Há pessoas que passaram em nossa vida e que se tornaram Ancestres e outras, que nem merecem ser lembradas. O critério fundamental continua sendo a vivência comunitária. Há pessoas que não se encaixam nessa proposta, como se não tivessem sido feitas para isso, vivendo de uma forma totalmente egoísta, pensando apenas em si mesmas. Há outras que se sacrificam pela comunidade, pela família e, ao “morrerem”, jamais serão esquecidas. Portanto, a experiência de comunidade, vivida ou não, é que vai definir o rumo da nossa existência. Muitos dos nossos avós, bisavós, etc. já estão noutro plano da existência. Nós os homenageamos, não por serem mortos, mas por fazerem parte da nossa vida e serem também inspiradores nos passos que damos. Nossos Antepassados, portanto, também fazem parte da caminhada e continuam fazendo história conosco. Na Antiga Aliança Deus se declara como Deus dos antepassados, não por ser Deus de mortos, mas de vivos. Quando Jesus sobe ao monte Tabor, leva consigo Pedro, Tiago e João para uma experiência reveladora. Ele permite e valoriza a presença de Moisés e Elias, antepassados do seu povo.
Bíblia e povo negro
Esse bonito tema da ancestralidade nos reporta muito às Sagradas Escrituras, por estarmos intimamente ligados com a sua composição, ou seja, parte das histórias bíblicas aconteceu na África e, mesmo as que não aconteceram por lá, envolvem, de alguma forma, a presença de africanos. Veja, por exemplo, José, filho do patriarca Jacó foi acolhido na África (Egito) e lá foi valorizado com seu talento de intérprete de sonhos – para o povo africano, a revelação de Deus acontece também através dos sonhos. Moisés foi iniciado nos conhecimentos africanos, através da ciência egípcia e tornou-se poderoso em palavras e obras. Jeremias estava preso numa cisterna, durante a invasão da Babilônia a Jerusalém e foi salvo por Ebed Melec, um africano, funcionário do rei. Jesus foi acolhido na África (Egito) para escapar da perseguição de Herodes e quando conduzia a cruz ao monte Calvário, foi ajudado por um africano, chamado Simão, da cidade de Cirene, da Líbia. Um funcionário da rainha Candace, da Etiópia, foi evangelizado e batizado por Filipe, de sorte que, quando as nações europeias invadiram a África, já existia o cristianismo lá. Ainda hoje existem, na África, as Igrejas Cristãs (dos primeiros séculos) e Igreja Católica Romana (dos tempos da colonização).

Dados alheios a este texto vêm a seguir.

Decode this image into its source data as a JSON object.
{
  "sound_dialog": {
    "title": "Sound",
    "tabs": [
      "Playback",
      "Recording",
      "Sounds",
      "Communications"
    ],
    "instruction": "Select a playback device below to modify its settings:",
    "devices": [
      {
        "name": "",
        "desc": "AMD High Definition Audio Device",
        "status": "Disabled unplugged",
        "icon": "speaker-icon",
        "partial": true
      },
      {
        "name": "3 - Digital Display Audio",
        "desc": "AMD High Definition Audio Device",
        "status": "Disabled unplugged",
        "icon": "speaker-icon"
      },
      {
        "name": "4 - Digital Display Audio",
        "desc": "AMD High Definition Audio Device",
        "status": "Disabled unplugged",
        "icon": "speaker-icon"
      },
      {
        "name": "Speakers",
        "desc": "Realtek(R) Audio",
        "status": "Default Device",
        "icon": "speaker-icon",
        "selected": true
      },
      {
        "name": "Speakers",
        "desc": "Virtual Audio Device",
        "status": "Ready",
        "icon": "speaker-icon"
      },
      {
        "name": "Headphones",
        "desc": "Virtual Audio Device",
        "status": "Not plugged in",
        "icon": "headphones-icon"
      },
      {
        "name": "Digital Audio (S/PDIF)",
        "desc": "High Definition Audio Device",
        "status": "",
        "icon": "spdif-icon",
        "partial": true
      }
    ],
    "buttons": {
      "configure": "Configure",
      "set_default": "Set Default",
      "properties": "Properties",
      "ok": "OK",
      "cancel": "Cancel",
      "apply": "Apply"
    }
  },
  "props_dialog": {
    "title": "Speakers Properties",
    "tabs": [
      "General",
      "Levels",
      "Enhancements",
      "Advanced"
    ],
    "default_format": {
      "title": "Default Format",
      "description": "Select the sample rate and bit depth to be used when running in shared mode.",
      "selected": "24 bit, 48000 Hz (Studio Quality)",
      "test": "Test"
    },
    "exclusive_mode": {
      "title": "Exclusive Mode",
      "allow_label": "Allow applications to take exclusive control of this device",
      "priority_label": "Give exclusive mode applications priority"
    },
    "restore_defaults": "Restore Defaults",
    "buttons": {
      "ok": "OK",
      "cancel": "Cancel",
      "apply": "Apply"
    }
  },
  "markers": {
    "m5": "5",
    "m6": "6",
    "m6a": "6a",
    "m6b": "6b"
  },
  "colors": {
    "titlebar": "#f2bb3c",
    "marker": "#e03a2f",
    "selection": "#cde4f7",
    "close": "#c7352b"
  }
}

Evangelização e escravidão
        Em tempos de colonização, esta Bíblia – que teve a participação afro, em sua elaboração - foi utilizada pelos colonizadores para justificar a escravidão, insistindo-se, principalmente, na figura melancólica de Jesus, excessivamente doce, que aceitou o sofrimento porque era vontade de Deus, de sorte que toda tentativa de fuga ou de desobediência ao senhor de escravo era agir contra os ensinamentos de Jesus e, portanto, ficavam impedidos de recebê-lo na eucaristia. Tal situação impingia à comunidade negra atitudes de conformação ao sofrimento, à escravidão. A Bíblia passa a ser usada então como instrumento de opressão.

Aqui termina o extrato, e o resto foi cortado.